[Apologies to all of my readers who don’t care about football–I promise there will be lots of non-football content here soon. For the next seven months, actually…]
So, defense still wins championships. The historical pattern I alluded to in this post held true.
Given that history, what should a strong offensive team do when they find themselves facing a strong defensive team in the post-season?
Probably the best thing to do is run a bunch of unorthodox plays. In this case, since they were a famous passing offense, Denver should have used more running plays. And not just vanilla running plays; strange ones, like reverses, fake reverses, direct snaps to the running back, maybe some wildcat. I don’t know if Denver has a back-up quarterback who can run the option (they certainly did at one time) but that would have been useful.
The idea would be to make Seattle have to deal with stuff they had not prepared for and have not seen film on.

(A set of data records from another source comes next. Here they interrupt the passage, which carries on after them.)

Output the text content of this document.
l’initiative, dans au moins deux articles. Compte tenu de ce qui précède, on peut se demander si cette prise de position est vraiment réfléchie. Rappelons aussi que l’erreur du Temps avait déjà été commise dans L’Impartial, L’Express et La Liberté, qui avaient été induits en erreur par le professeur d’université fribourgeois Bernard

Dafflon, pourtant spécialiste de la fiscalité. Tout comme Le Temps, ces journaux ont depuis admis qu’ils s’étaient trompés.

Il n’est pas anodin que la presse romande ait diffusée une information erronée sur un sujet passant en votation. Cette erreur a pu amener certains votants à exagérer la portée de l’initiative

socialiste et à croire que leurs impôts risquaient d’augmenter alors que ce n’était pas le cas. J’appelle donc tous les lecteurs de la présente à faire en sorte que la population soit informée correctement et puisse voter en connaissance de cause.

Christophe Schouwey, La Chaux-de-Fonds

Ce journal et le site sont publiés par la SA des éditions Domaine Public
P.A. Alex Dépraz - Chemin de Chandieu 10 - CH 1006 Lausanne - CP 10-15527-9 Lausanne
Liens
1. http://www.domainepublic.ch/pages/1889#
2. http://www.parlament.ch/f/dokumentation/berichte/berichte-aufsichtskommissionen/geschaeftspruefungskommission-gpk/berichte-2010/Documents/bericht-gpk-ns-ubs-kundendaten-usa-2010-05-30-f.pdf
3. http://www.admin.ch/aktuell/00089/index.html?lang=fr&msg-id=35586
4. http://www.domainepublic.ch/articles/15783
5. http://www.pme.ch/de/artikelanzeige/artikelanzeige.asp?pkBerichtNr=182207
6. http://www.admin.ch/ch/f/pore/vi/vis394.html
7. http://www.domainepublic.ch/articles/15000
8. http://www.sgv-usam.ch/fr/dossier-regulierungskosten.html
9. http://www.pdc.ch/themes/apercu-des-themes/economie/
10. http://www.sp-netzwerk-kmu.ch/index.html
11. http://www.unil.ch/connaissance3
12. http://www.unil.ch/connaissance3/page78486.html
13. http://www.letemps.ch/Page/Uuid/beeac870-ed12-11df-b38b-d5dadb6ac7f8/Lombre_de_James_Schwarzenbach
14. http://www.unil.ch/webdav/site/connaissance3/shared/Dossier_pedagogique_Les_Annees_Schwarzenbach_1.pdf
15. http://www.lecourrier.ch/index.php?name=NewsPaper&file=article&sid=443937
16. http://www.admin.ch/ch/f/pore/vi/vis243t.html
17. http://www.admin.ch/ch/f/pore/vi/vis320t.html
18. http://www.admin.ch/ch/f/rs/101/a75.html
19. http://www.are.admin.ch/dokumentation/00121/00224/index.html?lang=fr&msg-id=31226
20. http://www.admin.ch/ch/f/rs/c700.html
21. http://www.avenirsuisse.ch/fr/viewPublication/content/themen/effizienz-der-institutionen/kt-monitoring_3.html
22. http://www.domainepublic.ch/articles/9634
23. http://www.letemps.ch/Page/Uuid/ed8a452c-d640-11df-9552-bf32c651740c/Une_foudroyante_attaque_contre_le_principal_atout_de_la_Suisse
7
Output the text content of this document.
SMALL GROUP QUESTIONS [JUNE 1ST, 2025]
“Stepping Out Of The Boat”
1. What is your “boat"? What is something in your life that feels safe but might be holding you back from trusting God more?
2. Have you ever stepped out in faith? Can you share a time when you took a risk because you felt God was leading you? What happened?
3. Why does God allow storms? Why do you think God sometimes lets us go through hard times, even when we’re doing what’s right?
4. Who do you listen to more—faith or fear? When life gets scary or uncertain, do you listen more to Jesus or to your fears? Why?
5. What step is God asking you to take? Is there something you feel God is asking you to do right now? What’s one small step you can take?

So, why don’t teams do this? Answer: if they do that and lose anyway, everyone will call the coaches morons for going away from their strength. Plus, why would you go away from your greatest strength on the biggest stage? Denver had arguably the greatest passing offense ever–certainly in the Top 3. It’s perfectly understandable why their coaches would be reluctant to abandon what worked all through the regular season and playoffs.
Still, risky though it is, I think that’s the best bet for a strong offensive team playing a strong defensive team: be as unconventional as possible.
It was quite a shocker. Conspiracies abound that the Broncos intentionally lost. I say no. Much too obvious. They were just not there.
Yeah, on to other important ‘stuff.’ : )
I love conspiracies, but I agree with you; seems unlikely.